If I've gleaned anything from keeping a glum journal throughout this year, it's that I keep returning to the language of grief. It seems like the closest reference point for being pushed into such disorienting terrain.
Standing in a superstore parking lot before leaving Ohio, I watched some geese fly south, and I remembered my parents' relationship with birds. My mother was a lapsed Catholic who kept the church at a distance. My father never talked about god. Not until the end. But they both believed in birds.
My father lost his mom to cancer when he was twenty-four. I never met her, but I know she loved the great blue heron, a big swoopy thing that dragged its legs across the sky. Whenever my parents saw one, they'd pull the car to the side of the road and gawk. There she is, they'd whisper. My father would bite his lip, and it was the closest I ever saw him come to tears until the day my mother died.
My grandfather kept a stuffed bald eagle in the basement, an oddly seditious act. But he was all too happy to show you the federal paperwork, including a letter with the president's seal that said the bird was legal. He found it on the beach when he was a boy. It had a broken wing, and he tried to nurse it back to health but failed. After my grandfather died, my father reported seeing bald eagles in improbable places. A parking lot outside of Grand Rapids. Circling over the Detroit interstate.
My father's faith in birds deepened after my mother died. "Now she's a blue jay," he said. "Remember how excited she would get when she saw the first one each spring?" Over the years, he would call at odd hours with reports of blue jays. He saw one perched on the railing of the building where he moved after selling the house. He saw one on the hospital lawn after his lung transplant. He saw blue jays in places they don't live. Over the years, I became accustomed to how he'd clear his throat to make space for his inventory of herons, eagles, and blue jays. These birds were plain facts to him, proof of a sensible universe where those who left us did not leave us.
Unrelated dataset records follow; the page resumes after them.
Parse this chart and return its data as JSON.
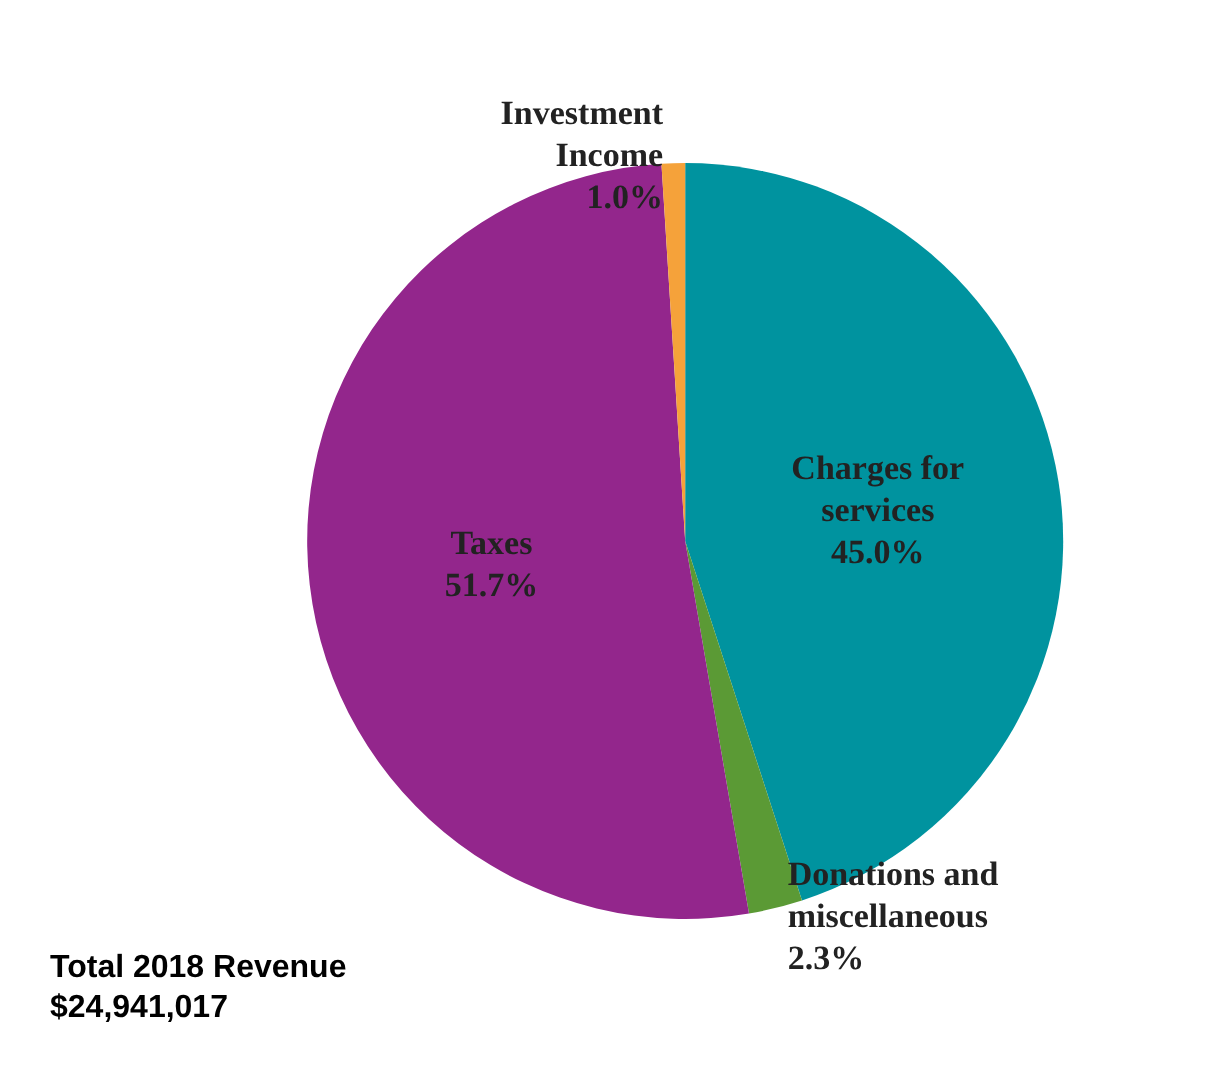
{
  "chart_data": {
    "type": "pie",
    "categories": [
      "Charges for\nservices",
      "Donations and\nmiscellaneous",
      "Taxes",
      "Investment\nIncome"
    ],
    "values": [
      45.0,
      2.3,
      51.7,
      1.0
    ],
    "value_labels": [
      "45.0%",
      "2.3%",
      "51.7%",
      "1.0%"
    ],
    "colors": [
      "#00939f",
      "#5b9a35",
      "#93268c",
      "#f5a23a"
    ],
    "annotations": [
      "Total 2018 Revenue\n$24,941,017"
    ],
    "legend": false
  }
}
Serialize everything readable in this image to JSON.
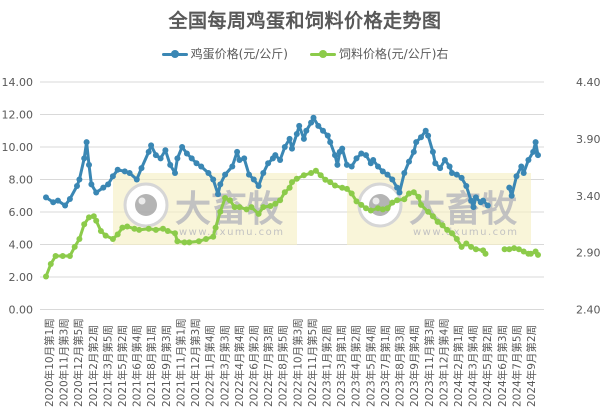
{
  "chart_data": {
    "type": "line",
    "title": "全国每周鸡蛋和饲料价格走势图",
    "legend": [
      {
        "name": "鸡蛋价格(元/公斤)",
        "color": "#3A87B4",
        "axis": "left"
      },
      {
        "name": "饲料价格(元/公斤)右",
        "color": "#8CCB4A",
        "axis": "right"
      }
    ],
    "legend_position": "top",
    "grid": true,
    "left_axis": {
      "min": 0,
      "max": 14,
      "step": 2,
      "ticks": [
        "0.00",
        "2.00",
        "4.00",
        "6.00",
        "8.00",
        "10.00",
        "12.00",
        "14.00"
      ]
    },
    "right_axis": {
      "min": 2.4,
      "max": 4.4,
      "step": 0.5,
      "ticks": [
        "2.40",
        "2.90",
        "3.40",
        "3.90",
        "4.40"
      ]
    },
    "total_weeks": 206,
    "categories": [
      "2020年10月第1周",
      "2020年11月第3周",
      "2020年12月第5周",
      "2021年2月第2周",
      "2021年3月第5周",
      "2021年5月第2周",
      "2021年6月第4周",
      "2021年8月第1周",
      "2021年9月第3周",
      "2021年11月第1周",
      "2021年12月第3周",
      "2022年1月第4周",
      "2022年3月第3周",
      "2022年4月第4周",
      "2022年6月第2周",
      "2022年7月第3周",
      "2022年8月第5周",
      "2022年10月第3周",
      "2022年11月第5周",
      "2023年1月第2周",
      "2023年3月第1周",
      "2023年4月第2周",
      "2023年5月第4周",
      "2023年7月第1周",
      "2023年8月第3周",
      "2023年9月第4周",
      "2023年11月第3周",
      "2023年12月第4周",
      "2024年2月第1周",
      "2024年3月第4周",
      "2024年5月第2周",
      "2024年6月第3周",
      "2024年7月第5周",
      "2024年9月第2周"
    ],
    "series": [
      {
        "name": "鸡蛋价格(元/公斤)",
        "axis": "left",
        "points": [
          [
            0,
            6.9
          ],
          [
            3,
            6.6
          ],
          [
            5,
            6.7
          ],
          [
            8,
            6.4
          ],
          [
            10,
            6.8
          ],
          [
            13,
            7.6
          ],
          [
            14,
            8.0
          ],
          [
            16,
            9.3
          ],
          [
            17,
            10.3
          ],
          [
            18,
            8.9
          ],
          [
            19,
            7.7
          ],
          [
            21,
            7.2
          ],
          [
            24,
            7.5
          ],
          [
            26,
            7.7
          ],
          [
            28,
            8.2
          ],
          [
            30,
            8.6
          ],
          [
            33,
            8.5
          ],
          [
            35,
            8.4
          ],
          [
            38,
            8.0
          ],
          [
            40,
            8.7
          ],
          [
            43,
            9.7
          ],
          [
            44,
            10.1
          ],
          [
            46,
            9.5
          ],
          [
            48,
            9.3
          ],
          [
            50,
            9.8
          ],
          [
            52,
            8.9
          ],
          [
            54,
            8.4
          ],
          [
            55,
            9.3
          ],
          [
            57,
            10.0
          ],
          [
            59,
            9.6
          ],
          [
            61,
            9.3
          ],
          [
            63,
            9.0
          ],
          [
            65,
            8.8
          ],
          [
            68,
            8.4
          ],
          [
            70,
            8.0
          ],
          [
            72,
            7.1
          ],
          [
            73,
            7.7
          ],
          [
            75,
            8.3
          ],
          [
            78,
            8.8
          ],
          [
            80,
            9.7
          ],
          [
            81,
            9.2
          ],
          [
            83,
            9.3
          ],
          [
            85,
            8.3
          ],
          [
            87,
            8.0
          ],
          [
            89,
            7.6
          ],
          [
            91,
            8.4
          ],
          [
            93,
            9.0
          ],
          [
            95,
            9.3
          ],
          [
            96,
            9.5
          ],
          [
            98,
            9.2
          ],
          [
            100,
            10.0
          ],
          [
            102,
            10.5
          ],
          [
            103,
            9.9
          ],
          [
            105,
            10.8
          ],
          [
            106,
            11.3
          ],
          [
            108,
            10.5
          ],
          [
            109,
            11.0
          ],
          [
            111,
            11.5
          ],
          [
            112,
            11.8
          ],
          [
            114,
            11.3
          ],
          [
            116,
            11.0
          ],
          [
            118,
            10.7
          ],
          [
            119,
            10.3
          ],
          [
            121,
            9.5
          ],
          [
            122,
            8.9
          ],
          [
            123,
            9.7
          ],
          [
            124,
            9.9
          ],
          [
            126,
            8.9
          ],
          [
            128,
            8.8
          ],
          [
            130,
            9.3
          ],
          [
            132,
            9.6
          ],
          [
            134,
            9.5
          ],
          [
            136,
            9.0
          ],
          [
            137,
            9.2
          ],
          [
            139,
            8.8
          ],
          [
            141,
            8.5
          ],
          [
            143,
            8.3
          ],
          [
            145,
            8.0
          ],
          [
            147,
            7.5
          ],
          [
            148,
            7.2
          ],
          [
            150,
            8.4
          ],
          [
            152,
            9.1
          ],
          [
            154,
            9.7
          ],
          [
            155,
            10.3
          ],
          [
            157,
            10.6
          ],
          [
            159,
            11.0
          ],
          [
            160,
            10.7
          ],
          [
            162,
            9.7
          ],
          [
            163,
            9.0
          ],
          [
            165,
            8.7
          ],
          [
            167,
            9.2
          ],
          [
            169,
            8.8
          ],
          [
            170,
            8.4
          ],
          [
            172,
            8.3
          ],
          [
            174,
            8.1
          ],
          [
            176,
            7.6
          ],
          [
            178,
            6.7
          ],
          [
            179,
            6.3
          ],
          [
            180,
            6.9
          ],
          [
            182,
            6.6
          ],
          [
            183,
            6.7
          ],
          [
            185,
            6.4
          ],
          [
            194,
            7.5
          ],
          [
            195,
            7.0
          ],
          [
            197,
            8.2
          ],
          [
            199,
            8.8
          ],
          [
            200,
            8.4
          ],
          [
            202,
            9.2
          ],
          [
            204,
            9.7
          ],
          [
            205,
            10.3
          ],
          [
            206,
            9.5
          ]
        ],
        "gaps_after_week": [
          185
        ]
      },
      {
        "name": "饲料价格(元/公斤)右",
        "axis": "right",
        "points": [
          [
            0,
            2.69
          ],
          [
            2,
            2.8
          ],
          [
            4,
            2.87
          ],
          [
            7,
            2.87
          ],
          [
            10,
            2.87
          ],
          [
            12,
            2.95
          ],
          [
            14,
            3.02
          ],
          [
            16,
            3.15
          ],
          [
            18,
            3.21
          ],
          [
            20,
            3.22
          ],
          [
            21,
            3.18
          ],
          [
            23,
            3.09
          ],
          [
            25,
            3.05
          ],
          [
            28,
            3.02
          ],
          [
            30,
            3.06
          ],
          [
            32,
            3.12
          ],
          [
            34,
            3.13
          ],
          [
            37,
            3.11
          ],
          [
            39,
            3.1
          ],
          [
            43,
            3.11
          ],
          [
            46,
            3.1
          ],
          [
            49,
            3.11
          ],
          [
            51,
            3.09
          ],
          [
            54,
            3.07
          ],
          [
            55,
            3.0
          ],
          [
            58,
            2.99
          ],
          [
            60,
            2.99
          ],
          [
            64,
            3.0
          ],
          [
            67,
            3.02
          ],
          [
            70,
            3.04
          ],
          [
            71,
            3.12
          ],
          [
            73,
            3.26
          ],
          [
            75,
            3.38
          ],
          [
            77,
            3.36
          ],
          [
            79,
            3.3
          ],
          [
            81,
            3.3
          ],
          [
            84,
            3.28
          ],
          [
            86,
            3.3
          ],
          [
            89,
            3.24
          ],
          [
            91,
            3.3
          ],
          [
            94,
            3.31
          ],
          [
            96,
            3.33
          ],
          [
            98,
            3.36
          ],
          [
            100,
            3.43
          ],
          [
            102,
            3.47
          ],
          [
            103,
            3.52
          ],
          [
            105,
            3.55
          ],
          [
            108,
            3.58
          ],
          [
            111,
            3.6
          ],
          [
            113,
            3.62
          ],
          [
            115,
            3.58
          ],
          [
            117,
            3.54
          ],
          [
            119,
            3.52
          ],
          [
            121,
            3.49
          ],
          [
            124,
            3.47
          ],
          [
            126,
            3.46
          ],
          [
            128,
            3.42
          ],
          [
            130,
            3.35
          ],
          [
            132,
            3.32
          ],
          [
            134,
            3.29
          ],
          [
            136,
            3.27
          ],
          [
            139,
            3.29
          ],
          [
            141,
            3.28
          ],
          [
            143,
            3.29
          ],
          [
            145,
            3.34
          ],
          [
            147,
            3.36
          ],
          [
            150,
            3.37
          ],
          [
            152,
            3.42
          ],
          [
            154,
            3.43
          ],
          [
            156,
            3.39
          ],
          [
            157,
            3.32
          ],
          [
            160,
            3.26
          ],
          [
            162,
            3.22
          ],
          [
            164,
            3.17
          ],
          [
            166,
            3.14
          ],
          [
            168,
            3.1
          ],
          [
            170,
            3.07
          ],
          [
            172,
            3.02
          ],
          [
            174,
            2.95
          ],
          [
            176,
            2.98
          ],
          [
            178,
            2.95
          ],
          [
            180,
            2.93
          ],
          [
            183,
            2.92
          ],
          [
            184,
            2.89
          ],
          [
            192,
            2.93
          ],
          [
            194,
            2.93
          ],
          [
            196,
            2.94
          ],
          [
            198,
            2.93
          ],
          [
            200,
            2.91
          ],
          [
            202,
            2.89
          ],
          [
            203,
            2.89
          ],
          [
            205,
            2.91
          ],
          [
            206,
            2.88
          ]
        ],
        "gaps_after_week": [
          184
        ]
      }
    ]
  },
  "watermarks": [
    {
      "brand": "大畜牧",
      "url": "www.dxumu.com"
    },
    {
      "brand": "大畜牧",
      "url": "www.dxumu.com"
    }
  ]
}
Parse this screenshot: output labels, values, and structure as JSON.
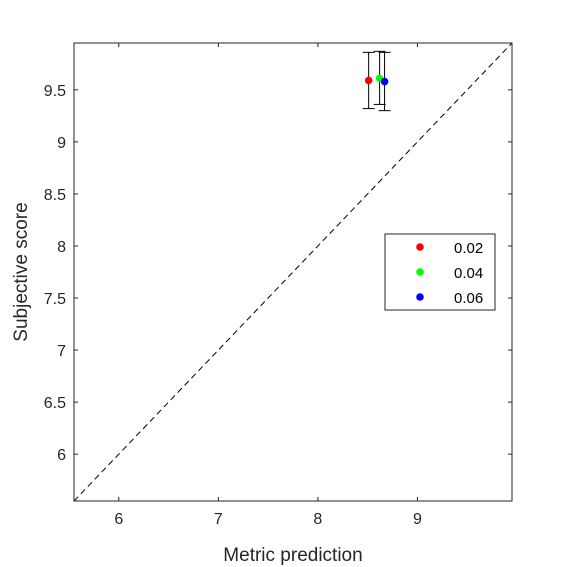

I realized too late that I never knew my father's favorite bird, and now there's nobody left to ask. But if I see a blue jay flying alongside a different bird, maybe a cardinal or robin, I'll know that's the one.
Perhaps it's more fruitful to contemplate the desire to believe rather than the shape it takes.
Input
My current listening has gone matte black: Demdike Stare. Vatican Shadow. Temple Ov Saturn.
Some algorithm suggested I watch Million Dollar Baby, and so I did, thinking it might be some classed-up version of Rocky or Karate Kid that I could half-watch while I worked. But holy Christ, it's the most relentless film I've seen in ages. By the time Clint Eastwood was explaining the meaning of mo chuisle, I was bawling. Not sure if this speaks to the quality of the movie or my state of mind these days.
I was so excited about the first few episodes of Raised By Wolves, which seemed like it was setting the table for a cosmic fable about faith. Then it went manic and supernatural. Now I'm rewatching Halt and Catch Fire because it's a rare show about creativity—and oddly reassuring despite (or because of?) its heartbreaking early-days optimism about technology.